Recent headlines show a rise in the widespread use of data and social media tools for a wide range of purposes including marketing, political micro-targeting, and even credit scoring. These activities fall under the ecosystem of digital marketing. To understand this ecosystem, the first question to ask is how did this whole infrastructure emerge? How can this ecosystem and infrastructure be studied?
This is a challenge being taken on by Dr Anne Helmond and Fernando van der Vlist of the University of Amsterdam; who are trying to historicize the development of this infrastructure, understand how this has emerged over time and how it has changed over the recent years. It is no doubt that advertising and marketing have become engrained in the core of the ad-supported web space, particularly on social media platforms like Facebook. As their role continues to grow, understanding their growth is key.
To understand these developments, the first step needs to be looking at how the web’s history is recorded. Among the first steps taken to archive the web is the Internet Archive, which records snapshots of web pages in different points of time and whoever has the URL can view the archive to see what records exist of that URL. The Internet Archive is the first archiving initiative, launched in 1996 and holds over 327 billion web pages in its archive.
This way of archiving was sufficient in the early days of the web when the web had static self-contained web pages with textual content and some images. The Internet Archive records the chronological evolution of websites. One can even see how YouTube looked like in its early days.
Over time, more institutions emerged with tries to archive the web. We now also see national libraries taking an initiative – the Library of Congress being one example focusing on archive a special collection of websites around historical events like ‘9/11’ and the Iraq war. Some of these institutions focus on a more local approach by archiving only their country’s part of the web. The UK Web Archive is one example, which archives only UK-based websites.
There have been different strategies that have emerged over archiving. A group called ‘Archiveteam‘ focuses on archiving parts of the web which are in danger of deletion. For example, when Yahoo! took over GeoCities and decided to shut it down, risking millions of early web pages to be deleted, ‘Archiveteam’ acted and archived it.
However, as the web continued to grow and became more dynamic, the task of archiving becomes more and more challenging. Many websites and platforms are now increasingly personalised and updated frequently. Many of these platforms, particularly social media platforms, are behind a login-wall. When an archiving crawler visits these pages, all it can record is the login page, and that’s it. This poses a challenge to archive and study how these platforms have evolved.
The Internet Archive found a creative solution, by creating a Facebook profile called ‘Charlie Archivist’ which would pass through the login wall and attempt to, at least, archive the public pages and profiles. But is this a proper way understand Facebook in 10 years’ time?
To tackle this challenge, Twitter donated all of their tweets to the Library of Congress for archiving purposes. Tweets are valuable data that provide insight and evidence of social trends and how they evolved. However, this became an infrastructural challenge. The library could not find a way to store and handle such a large amount of data which was constantly updated. The archive never became available to the public, and the Library of Congress decided to archive only curated tweets.

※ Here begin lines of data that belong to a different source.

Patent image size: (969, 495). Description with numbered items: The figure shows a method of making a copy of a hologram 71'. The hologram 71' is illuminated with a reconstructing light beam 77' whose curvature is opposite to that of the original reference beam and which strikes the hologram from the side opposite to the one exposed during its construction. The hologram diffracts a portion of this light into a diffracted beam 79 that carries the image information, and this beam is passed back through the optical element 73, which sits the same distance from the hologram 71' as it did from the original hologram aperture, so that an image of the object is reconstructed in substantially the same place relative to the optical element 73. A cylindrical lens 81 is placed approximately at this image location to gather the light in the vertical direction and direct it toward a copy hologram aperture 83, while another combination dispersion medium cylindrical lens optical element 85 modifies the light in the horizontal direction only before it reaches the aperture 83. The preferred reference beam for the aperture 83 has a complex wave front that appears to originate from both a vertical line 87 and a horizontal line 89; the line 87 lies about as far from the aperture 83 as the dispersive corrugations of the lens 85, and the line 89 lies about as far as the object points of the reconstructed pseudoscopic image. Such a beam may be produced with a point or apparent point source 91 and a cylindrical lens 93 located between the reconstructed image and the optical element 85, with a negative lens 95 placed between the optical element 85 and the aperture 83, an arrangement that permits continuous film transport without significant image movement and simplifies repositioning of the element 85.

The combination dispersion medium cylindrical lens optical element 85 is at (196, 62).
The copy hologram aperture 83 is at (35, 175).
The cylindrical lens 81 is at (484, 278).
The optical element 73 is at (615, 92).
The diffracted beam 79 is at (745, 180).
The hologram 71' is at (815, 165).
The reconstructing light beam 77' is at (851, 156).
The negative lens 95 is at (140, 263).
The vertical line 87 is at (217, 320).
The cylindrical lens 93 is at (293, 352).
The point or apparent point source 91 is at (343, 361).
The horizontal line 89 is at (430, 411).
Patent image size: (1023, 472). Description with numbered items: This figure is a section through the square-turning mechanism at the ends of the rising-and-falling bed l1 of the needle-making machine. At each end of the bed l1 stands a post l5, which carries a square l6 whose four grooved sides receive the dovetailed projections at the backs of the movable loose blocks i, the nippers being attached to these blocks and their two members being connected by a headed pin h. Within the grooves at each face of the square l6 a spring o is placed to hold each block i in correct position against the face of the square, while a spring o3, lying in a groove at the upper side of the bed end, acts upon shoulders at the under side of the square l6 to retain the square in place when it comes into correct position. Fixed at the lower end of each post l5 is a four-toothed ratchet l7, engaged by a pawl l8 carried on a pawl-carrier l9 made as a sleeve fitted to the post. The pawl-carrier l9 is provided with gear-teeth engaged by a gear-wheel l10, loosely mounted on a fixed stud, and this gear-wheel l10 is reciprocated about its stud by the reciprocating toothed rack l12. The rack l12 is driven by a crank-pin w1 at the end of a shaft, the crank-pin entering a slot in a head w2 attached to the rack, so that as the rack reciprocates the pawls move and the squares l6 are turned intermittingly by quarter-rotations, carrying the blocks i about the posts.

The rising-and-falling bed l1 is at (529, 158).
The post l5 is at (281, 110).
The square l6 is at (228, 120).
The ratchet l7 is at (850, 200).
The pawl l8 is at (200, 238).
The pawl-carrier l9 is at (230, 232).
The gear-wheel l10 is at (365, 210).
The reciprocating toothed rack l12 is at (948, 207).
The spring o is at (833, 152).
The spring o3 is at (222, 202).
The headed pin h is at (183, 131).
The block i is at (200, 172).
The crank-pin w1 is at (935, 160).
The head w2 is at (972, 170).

There have been suggestions on a need for more longitudinal studies of platforms and ecosystems, but, how do you do a longitudinal study of an ecosystem? One could start now and chronicle for the next 5 years – which would require time and dedication.
Dr Anne Helmond and Fernando van der Vlist have found one approach: making use of publically available boundary resources to historicize the development of platforms. Resources such as the developer’s technical documentation provide information about technical integration with the platform which might be APIs or other tools provided for debugging purposes. As these pages are public, they are already archived by the traditional web archives and can be looked at to understand what features, tools, and access was available to developers and how did it change over time, to understand the evolution of the platform and the ecosystem.
Looking at Facebook’s partner programs and their ‘partner badges’, Anne and Fernando find the evolution clear to study. What started in 2011 as a single badge to represent multiple platform-specific specialities evolved and by 2015, it was different badges in broader terminology that applied to the whole industry. This meant moving from partner expertise like ‘Facebook CMS’ and ‘Facebook Plugins’ to broader expertise like ‘Small Business Solutions’, ‘Content Marketing’ and ‘Community Management’.
Anne and Fernando also looked at the partners Facebook has had over time, providing insight into how their partners have increased in the early years, and decreased (some due to mergers or acquisitions of smaller partners), and then eventually stabilise as the platform grows and it becomes harder for a new agency to partner.
As the digital ecosystem and social platforms continue to expand, the archiving becomes increasingly difficult. The technique and the model proposed by Anne and Fernando is a very interesting approach that can also be replicated on other platforms to study their historical progression. Together it can also give insight into the whole digital ecosystem of social platforms and make it easier for future studies to understand the evolution of the web and social platforms.